词的创作在宋代取得了高度成就。关于词在发展中所遇到的许多问题,如词与诗、与乐的关系问题,词的题材及表现上“本色”问题,“清空”与“实质”的关系问题等,在当时的词论中也得到了反映。 明清时期,中国文学出现了许多新的特点,最突出的就是小说、戏曲文学的勃兴和繁荣,出现了一批在文学史上占有重要地位的作品。反映在文学理论批评上,便使得小说理论批评和戏曲理论批评也随之发展起来。正如李渔所说:“天地之间,有一种文字,即有一种文字之法脉准绳。”(《闲情偶寄·结构第一》)对小说、戏曲文学创作的探讨,构成了这一时期文学理论批评的新的特点。

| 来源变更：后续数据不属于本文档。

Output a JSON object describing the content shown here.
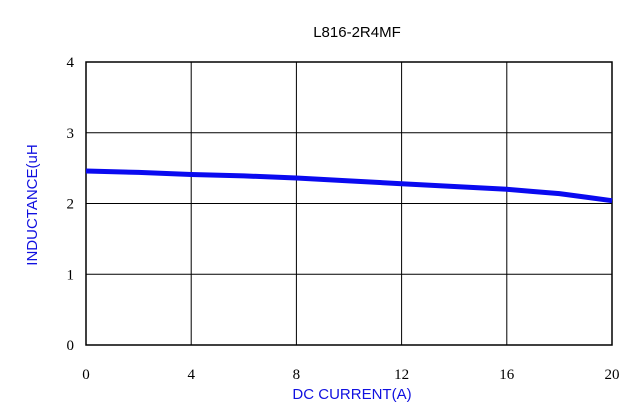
{
  "chart_data": {
    "type": "line",
    "title": "L816-2R4MF",
    "xlabel": "DC CURRENT(A)",
    "ylabel": "INDUCTANCE(uH",
    "xlim": [
      0,
      20
    ],
    "ylim": [
      0,
      4
    ],
    "xticks": [
      "0",
      "4",
      "8",
      "12",
      "16",
      "20"
    ],
    "yticks": [
      "0",
      "1",
      "2",
      "3",
      "4"
    ],
    "grid": true,
    "series": [
      {
        "x": [
          0,
          2,
          4,
          6,
          8,
          10,
          12,
          14,
          16,
          17,
          18,
          19,
          20
        ],
        "y": [
          2.46,
          2.44,
          2.41,
          2.39,
          2.36,
          2.32,
          2.28,
          2.24,
          2.2,
          2.17,
          2.14,
          2.09,
          2.04
        ]
      }
    ],
    "colors": {
      "line": "#0a0af0",
      "axis_label": "#1010e0",
      "grid": "#000000"
    }
  }
}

从小说理论批评来看,主要有两种形式:一是小说序跋;一是小说评点。它们所发表的理论批评意见虽然比较零星,但涉及的内容十分广泛,对于小说创作中的许多重要问题,诸如孤愤说(见发愤说),小说与现实的关系,生活真实与艺术真实的关系,小说评说天下大事及历代兴废的社会作用,小说家所需要的才能、知识和文学修养,小说语言、人物的个性化及典型创造,小说在艺术表现上的虚实、传神、虚构及景物描写,小说思想艺术的感染力,小说与纪事文学、传记文学、历史的区别等,都有很多精辟的见解。评点的形式滥觞于南宋,明代进一步广泛开始运用于小说和戏曲。由于署名李贽的《水浒传》评点在明代发生了广泛的影响,使得评点这一形式迅速发展起来。后来毛宗岗对《三国志演义》、张竹坡对《金瓶梅》、脂砚斋对《红楼梦》的评点,影响也很大。除小说、戏曲外,其他形式的作品如散文、诗词,以至史籍(如《左传》、《国语》)、选本(如《文选》)等,也都有人进行评点。明清时期,评点成为发表理论批评意见的一种相当普遍的形式。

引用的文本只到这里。